The current state of the deals market and the tax and legal challenges arising during deals were the focus of our September 2025 Tax Briefing. Hosts Christina Sahyoun and Patricia Muscat, alongside experts Alistair Anderson, Jenson Li, and Rosie Muirden, dive deep into the complexities of the deal lifecycle, covering key tax strategies, challenges, and market dynamics that influence every stage from initial investment through to the final exit.
Local and global factors affecting the 2025 deals market were highlighted, referencing the turbulence stemming from the U.S. tax reforms and tariffs. While M&A deals have declined, there is an increase in deal values, underscoring the essential nature of M&A as the lifeblood of the corporate and private equity industries.
A theme of constant uncertainty was explored, as well as the impact of high interest rates and growing government debt. Our panelists emphasised the impact of AI on deals, seeing it both as an opportunity for competitive advantage and a risk concerning business disruptions.
Legalities at the start of a deal are discussed, stressing the need for a robust confidentiality agreement (NDA) before sharing any sensitive information. A systematic approach follows, sending out information memorandums and receiving non-binding indicative offers (NBIOs), setting the stage for exclusive negotiations with an attractive bidder.

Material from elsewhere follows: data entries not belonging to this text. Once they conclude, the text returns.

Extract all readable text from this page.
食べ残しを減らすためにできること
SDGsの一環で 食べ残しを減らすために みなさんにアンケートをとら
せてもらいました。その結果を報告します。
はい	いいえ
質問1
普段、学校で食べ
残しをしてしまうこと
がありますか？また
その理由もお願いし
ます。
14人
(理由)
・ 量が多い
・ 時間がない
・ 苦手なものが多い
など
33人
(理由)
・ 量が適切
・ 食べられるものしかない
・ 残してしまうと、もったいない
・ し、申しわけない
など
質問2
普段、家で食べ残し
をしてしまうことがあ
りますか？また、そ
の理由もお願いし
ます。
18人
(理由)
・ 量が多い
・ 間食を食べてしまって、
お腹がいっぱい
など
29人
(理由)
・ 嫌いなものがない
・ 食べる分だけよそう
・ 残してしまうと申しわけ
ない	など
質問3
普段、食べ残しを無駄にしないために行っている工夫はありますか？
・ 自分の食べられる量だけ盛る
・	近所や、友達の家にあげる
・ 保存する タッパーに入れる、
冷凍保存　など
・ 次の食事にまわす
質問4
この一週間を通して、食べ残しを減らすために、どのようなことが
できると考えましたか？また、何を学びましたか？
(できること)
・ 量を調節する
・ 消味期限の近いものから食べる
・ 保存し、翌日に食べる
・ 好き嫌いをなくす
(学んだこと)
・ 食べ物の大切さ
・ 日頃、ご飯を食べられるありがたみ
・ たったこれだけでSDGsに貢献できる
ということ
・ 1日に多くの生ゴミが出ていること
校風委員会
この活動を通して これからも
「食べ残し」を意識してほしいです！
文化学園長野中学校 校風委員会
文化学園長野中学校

Shifting the focus to tax due diligence, crucial considerations include scoping the review and understanding historical tax risks. The increasing importance of W&I insurance and the need for thorough tax due diligence to ensure proper substantiation of material tax positions were emphasised. The panelists underscored the growing emphasis on employment taxes, citing active regulation and evolving judgments that affect employer obligations, making employment compliance a crucial part of due diligence.
Differences between share and asset sales, the involvement of the Foreign Investment Review Board (FIRB) in deal approval, and the structural and compliance considerations critical to transactions are discussed. Early tax involvement is crucial due to its potential to add value or pose challenges to a deal’s viability.
The panel also examined the impact of Australia’s updated thin capitalisation rules, re-gearing during the holding phase, and the delicate nature of managing employee equity schemes to incentivise key personnel. Finally, the panel discussed exit readiness and evaluating the tax implications of exits, with a keen awareness of potential conditions imposed by FIRB and the evolving rules around taxable Australian property for non-resident sellers.